# Nak PA-350 Repair



## ryanr7386 (Feb 21, 2011)

Anyone repair Nak Amps in here? I have a Nak PA-350 that i think has a bad power supply perhaps. No output other than some "pips" sounds in the output. Maybe bad caps as well.

I would attempt but time is getting limited do to new employment and working out of town.

Hit me up if you can assist. Or can lend a thought as to what it might be.

Rick


----------



## daveds50 (Jun 10, 2011)

ryanr7386 said:


> Anyone repair Nak Amps in here? I have a Nak PA-350 that i think has a bad power supply perhaps. No output other than some "pips" sounds in the output. Maybe bad caps as well.
> 
> I would attempt but time is getting limited do to new employment and working out of town.
> 
> ...


 amp that old will likely require a complete rebuild. no doubt after all these years, it will require new caps. but it could have more problems than that.


----------



## ryanr7386 (Feb 21, 2011)

daveds50 said:


> amp that old will likely require a complete rebuild. no doubt after all these years, it will require new caps. but it could have more problems than that.
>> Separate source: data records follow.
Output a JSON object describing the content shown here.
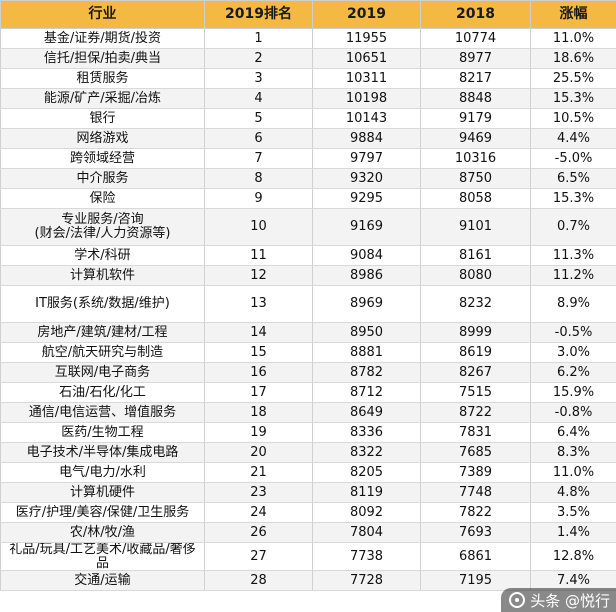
{
  "table": {
    "headers": [
      "行业",
      "2019排名",
      "2019",
      "2018",
      "涨幅"
    ],
    "rows": [
      [
        "基金/证券/期货/投资",
        "1",
        "11955",
        "10774",
        "11.0%"
      ],
      [
        "信托/担保/拍卖/典当",
        "2",
        "10651",
        "8977",
        "18.6%"
      ],
      [
        "租赁服务",
        "3",
        "10311",
        "8217",
        "25.5%"
      ],
      [
        "能源/矿产/采掘/冶炼",
        "4",
        "10198",
        "8848",
        "15.3%"
      ],
      [
        "银行",
        "5",
        "10143",
        "9179",
        "10.5%"
      ],
      [
        "网络游戏",
        "6",
        "9884",
        "9469",
        "4.4%"
      ],
      [
        "跨领域经营",
        "7",
        "9797",
        "10316",
        "-5.0%"
      ],
      [
        "中介服务",
        "8",
        "9320",
        "8750",
        "6.5%"
      ],
      [
        "保险",
        "9",
        "9295",
        "8058",
        "15.3%"
      ],
      [
        "专业服务/咨询\n(财会/法律/人力资源等)",
        "10",
        "9169",
        "9101",
        "0.7%"
      ],
      [
        "学术/科研",
        "11",
        "9084",
        "8161",
        "11.3%"
      ],
      [
        "计算机软件",
        "12",
        "8986",
        "8080",
        "11.2%"
      ],
      [
        "IT服务(系统/数据/维护)",
        "13",
        "8969",
        "8232",
        "8.9%"
      ],
      [
        "房地产/建筑/建材/工程",
        "14",
        "8950",
        "8999",
        "-0.5%"
      ],
      [
        "航空/航天研究与制造",
        "15",
        "8881",
        "8619",
        "3.0%"
      ],
      [
        "互联网/电子商务",
        "16",
        "8782",
        "8267",
        "6.2%"
      ],
      [
        "石油/石化/化工",
        "17",
        "8712",
        "7515",
        "15.9%"
      ],
      [
        "通信/电信运营、增值服务",
        "18",
        "8649",
        "8722",
        "-0.8%"
      ],
      [
        "医药/生物工程",
        "19",
        "8336",
        "7831",
        "6.4%"
      ],
      [
        "电子技术/半导体/集成电路",
        "20",
        "8322",
        "7685",
        "8.3%"
      ],
      [
        "电气/电力/水利",
        "21",
        "8205",
        "7389",
        "11.0%"
      ],
      [
        "计算机硬件",
        "23",
        "8119",
        "7748",
        "4.8%"
      ],
      [
        "医疗/护理/美容/保健/卫生服务",
        "24",
        "8092",
        "7822",
        "3.5%"
      ],
      [
        "农/林/牧/渔",
        "26",
        "7804",
        "7693",
        "1.4%"
      ],
      [
        "礼品/玩具/工艺美术/收藏品/奢侈品",
        "27",
        "7738",
        "6861",
        "12.8%"
      ],
      [
        "交通/运输",
        "28",
        "7728",
        "7195",
        "7.4%"
      ]
    ]
  },
  "watermark": {
    "text": "头条 @悦行"
  },
  "colors": {
    "header_bg": "#f4b942",
    "stripe_bg": "#f3f3f3"
  }
}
Ya, won't know till its opened up and inspected. Looking for a repair shop/person that's capable.


----------



## daveds50 (Jun 10, 2011)

ryanr7386 said:


> Ya, won't know till its opened up and inspected. Looking for a repair shop/person that's capable.


 well, i could do it... but you have to ask yourself if it is worth doing. likely it will take more than it is worth. a complete fix, rebuild, and go through will probably be somewhere in the $60-$80 range plus shipping both ways. i had one of those when they were new, and would say that it is not worth that much... at least i personally would not pay anywhere near that. 

best to find a working one for less if you can and use it while it lasts.


----------



## ryanr7386 (Feb 21, 2011)

I'll PM u Sunday and we can discuss.


----------